The final cook-off took place at Havant & South Downs College, where finalists were judged on their techniques, flavour, execution and service by an expert judging panel of 12 leading industry individuals – including Michelin Star Chefs – with seven judges for food and five for service.

Student Jonny won the College category for his malt and barley smoked cod loin served with leeks, Jersey royals, egg and wholegrain mustard, followed by his pumpkin baked Alaska pudding. Fellow HSDC student Chloe Curry also won silver.

Havant & South Downs College is at the heart of its community, working with businesses and helping to educate and train many young people and adult learners each year. Despite this, Havant & South Downs College and other colleges in the country have had to deal with an average of 30% cut to its funding over the last decade.

Mike Gaston, Principal and Chief Executive of HSDC said: “Colleges already contribute so much to the fabric of people’s lives, working in partnership with a wide range of stakeholders within our communities. From schools and universities to businesses and charities, colleges offer their communities the social cohesion, the skills development and academic prowess where everyone can achieve. If we are serious about protecting this jewel in our community crowns, we need to be serious about supporting our colleges.

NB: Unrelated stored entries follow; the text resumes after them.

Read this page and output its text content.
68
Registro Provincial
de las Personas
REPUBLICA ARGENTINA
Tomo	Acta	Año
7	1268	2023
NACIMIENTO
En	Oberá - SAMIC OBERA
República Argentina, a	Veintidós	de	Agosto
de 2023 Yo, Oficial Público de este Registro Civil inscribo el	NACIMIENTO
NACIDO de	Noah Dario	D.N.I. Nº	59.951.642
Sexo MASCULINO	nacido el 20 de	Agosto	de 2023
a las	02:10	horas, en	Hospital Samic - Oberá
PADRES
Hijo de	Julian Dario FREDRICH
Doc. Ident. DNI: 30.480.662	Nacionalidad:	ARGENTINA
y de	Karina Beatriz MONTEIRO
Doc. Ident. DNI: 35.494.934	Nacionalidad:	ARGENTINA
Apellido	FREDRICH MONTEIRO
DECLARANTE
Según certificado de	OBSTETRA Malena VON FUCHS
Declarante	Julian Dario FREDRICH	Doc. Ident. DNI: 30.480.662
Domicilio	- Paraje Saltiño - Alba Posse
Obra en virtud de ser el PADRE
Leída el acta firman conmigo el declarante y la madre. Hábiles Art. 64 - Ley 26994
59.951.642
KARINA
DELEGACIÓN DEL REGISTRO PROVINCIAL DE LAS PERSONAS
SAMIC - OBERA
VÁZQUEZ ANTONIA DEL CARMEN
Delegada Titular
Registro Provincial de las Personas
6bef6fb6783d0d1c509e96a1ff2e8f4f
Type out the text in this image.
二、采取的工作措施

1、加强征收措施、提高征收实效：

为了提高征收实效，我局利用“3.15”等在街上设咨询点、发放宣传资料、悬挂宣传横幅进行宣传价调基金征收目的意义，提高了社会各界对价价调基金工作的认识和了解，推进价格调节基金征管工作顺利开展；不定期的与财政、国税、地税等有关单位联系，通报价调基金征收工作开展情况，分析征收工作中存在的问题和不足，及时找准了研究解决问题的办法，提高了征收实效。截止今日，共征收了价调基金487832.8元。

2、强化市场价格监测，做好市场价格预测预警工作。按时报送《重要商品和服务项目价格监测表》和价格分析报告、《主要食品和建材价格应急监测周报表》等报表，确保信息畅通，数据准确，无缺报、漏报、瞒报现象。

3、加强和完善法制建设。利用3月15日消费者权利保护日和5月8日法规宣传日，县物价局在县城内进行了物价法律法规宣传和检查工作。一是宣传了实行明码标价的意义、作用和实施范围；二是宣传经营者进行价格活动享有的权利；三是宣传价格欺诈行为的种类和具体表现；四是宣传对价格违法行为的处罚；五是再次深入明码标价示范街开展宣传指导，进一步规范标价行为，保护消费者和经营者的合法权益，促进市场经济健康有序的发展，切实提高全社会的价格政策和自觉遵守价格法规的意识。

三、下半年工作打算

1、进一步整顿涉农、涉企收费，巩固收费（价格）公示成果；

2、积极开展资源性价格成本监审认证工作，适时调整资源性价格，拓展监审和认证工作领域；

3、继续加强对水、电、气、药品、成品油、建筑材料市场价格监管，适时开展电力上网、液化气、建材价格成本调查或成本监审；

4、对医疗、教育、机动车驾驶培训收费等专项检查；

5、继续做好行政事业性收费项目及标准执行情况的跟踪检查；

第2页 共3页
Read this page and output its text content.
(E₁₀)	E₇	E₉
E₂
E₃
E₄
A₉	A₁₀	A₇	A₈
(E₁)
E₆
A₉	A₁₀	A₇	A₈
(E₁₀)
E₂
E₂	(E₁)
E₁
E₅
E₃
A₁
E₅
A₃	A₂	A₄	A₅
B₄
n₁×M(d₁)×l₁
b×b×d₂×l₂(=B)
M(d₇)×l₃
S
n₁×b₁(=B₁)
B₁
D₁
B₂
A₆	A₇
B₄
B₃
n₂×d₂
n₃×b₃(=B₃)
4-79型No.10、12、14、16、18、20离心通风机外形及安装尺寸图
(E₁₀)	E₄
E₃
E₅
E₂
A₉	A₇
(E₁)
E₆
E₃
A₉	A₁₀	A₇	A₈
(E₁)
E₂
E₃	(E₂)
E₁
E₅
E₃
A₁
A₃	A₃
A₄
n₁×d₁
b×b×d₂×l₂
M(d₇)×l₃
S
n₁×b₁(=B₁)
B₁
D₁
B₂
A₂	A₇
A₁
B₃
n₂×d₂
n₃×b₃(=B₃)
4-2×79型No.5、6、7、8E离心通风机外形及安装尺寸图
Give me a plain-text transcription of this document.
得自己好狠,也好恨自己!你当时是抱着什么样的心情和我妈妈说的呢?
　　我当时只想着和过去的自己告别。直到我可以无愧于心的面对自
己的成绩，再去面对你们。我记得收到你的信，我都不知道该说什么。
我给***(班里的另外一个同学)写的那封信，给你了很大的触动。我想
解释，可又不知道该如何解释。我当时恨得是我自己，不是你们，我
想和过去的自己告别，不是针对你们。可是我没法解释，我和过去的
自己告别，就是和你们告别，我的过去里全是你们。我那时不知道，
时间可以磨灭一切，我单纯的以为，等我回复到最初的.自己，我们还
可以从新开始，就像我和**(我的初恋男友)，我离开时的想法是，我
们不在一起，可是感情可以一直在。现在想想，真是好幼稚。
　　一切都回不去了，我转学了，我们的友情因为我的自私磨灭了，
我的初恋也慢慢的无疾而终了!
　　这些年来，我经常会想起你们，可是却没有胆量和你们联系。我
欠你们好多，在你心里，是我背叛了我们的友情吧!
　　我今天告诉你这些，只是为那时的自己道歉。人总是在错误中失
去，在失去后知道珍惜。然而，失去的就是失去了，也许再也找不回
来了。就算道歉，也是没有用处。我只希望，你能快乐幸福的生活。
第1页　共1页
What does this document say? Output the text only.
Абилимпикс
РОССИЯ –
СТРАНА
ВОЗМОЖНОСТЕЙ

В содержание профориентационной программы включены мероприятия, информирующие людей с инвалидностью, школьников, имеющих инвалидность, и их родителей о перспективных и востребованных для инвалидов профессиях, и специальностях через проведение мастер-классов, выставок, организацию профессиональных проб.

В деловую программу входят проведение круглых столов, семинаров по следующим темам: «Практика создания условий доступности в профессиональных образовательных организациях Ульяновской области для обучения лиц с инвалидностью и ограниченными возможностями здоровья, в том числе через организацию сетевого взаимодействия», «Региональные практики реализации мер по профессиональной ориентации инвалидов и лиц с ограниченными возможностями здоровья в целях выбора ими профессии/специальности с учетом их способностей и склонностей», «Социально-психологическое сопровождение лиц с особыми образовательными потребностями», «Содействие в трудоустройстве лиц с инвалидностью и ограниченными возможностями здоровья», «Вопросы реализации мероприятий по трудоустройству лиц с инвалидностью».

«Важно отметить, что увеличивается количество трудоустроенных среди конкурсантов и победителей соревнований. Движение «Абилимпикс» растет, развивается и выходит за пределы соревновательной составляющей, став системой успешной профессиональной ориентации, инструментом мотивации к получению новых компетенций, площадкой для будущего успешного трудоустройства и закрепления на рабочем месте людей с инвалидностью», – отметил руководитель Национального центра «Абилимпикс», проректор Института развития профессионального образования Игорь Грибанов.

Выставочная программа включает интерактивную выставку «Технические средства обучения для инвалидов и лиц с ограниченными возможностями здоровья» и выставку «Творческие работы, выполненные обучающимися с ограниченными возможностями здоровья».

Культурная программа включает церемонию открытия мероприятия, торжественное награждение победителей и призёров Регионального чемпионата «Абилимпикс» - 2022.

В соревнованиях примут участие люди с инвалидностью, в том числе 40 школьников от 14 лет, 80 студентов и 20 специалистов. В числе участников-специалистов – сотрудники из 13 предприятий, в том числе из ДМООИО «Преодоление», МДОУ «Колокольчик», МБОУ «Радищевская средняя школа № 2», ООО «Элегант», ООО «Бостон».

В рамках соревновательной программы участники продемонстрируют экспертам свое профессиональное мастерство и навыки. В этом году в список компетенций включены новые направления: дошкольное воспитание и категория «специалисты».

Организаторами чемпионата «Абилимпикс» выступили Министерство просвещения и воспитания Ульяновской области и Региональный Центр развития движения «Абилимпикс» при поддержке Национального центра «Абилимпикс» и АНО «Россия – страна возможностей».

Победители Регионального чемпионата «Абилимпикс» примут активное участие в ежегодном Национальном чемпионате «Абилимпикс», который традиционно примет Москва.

David Hughes, Chief Executive of the Association of Colleges, said: “The £400m funding boost announced in the spending review and the Secretary of State’s speech at the Conservative Party conference showed that the government is committed to investing in further education and skills. However there are many funding and policy challenges to grapple with to ensure colleges can thrive in the long term. Now more than ever we need highly skilled, well-educated workforces to deliver for our economy and country.”

Colleges Week this year is about celebrating the amazing work colleges do, educating 2.2 million people every year, including more than 600,000 16 to 18-year-olds. Colleges have been neglected in recent years and proper funding for adult education is still urgently needed. This week is about making our voices heard and campaigning with partners to make sure colleges continue to be a serious political, economic and social priority.”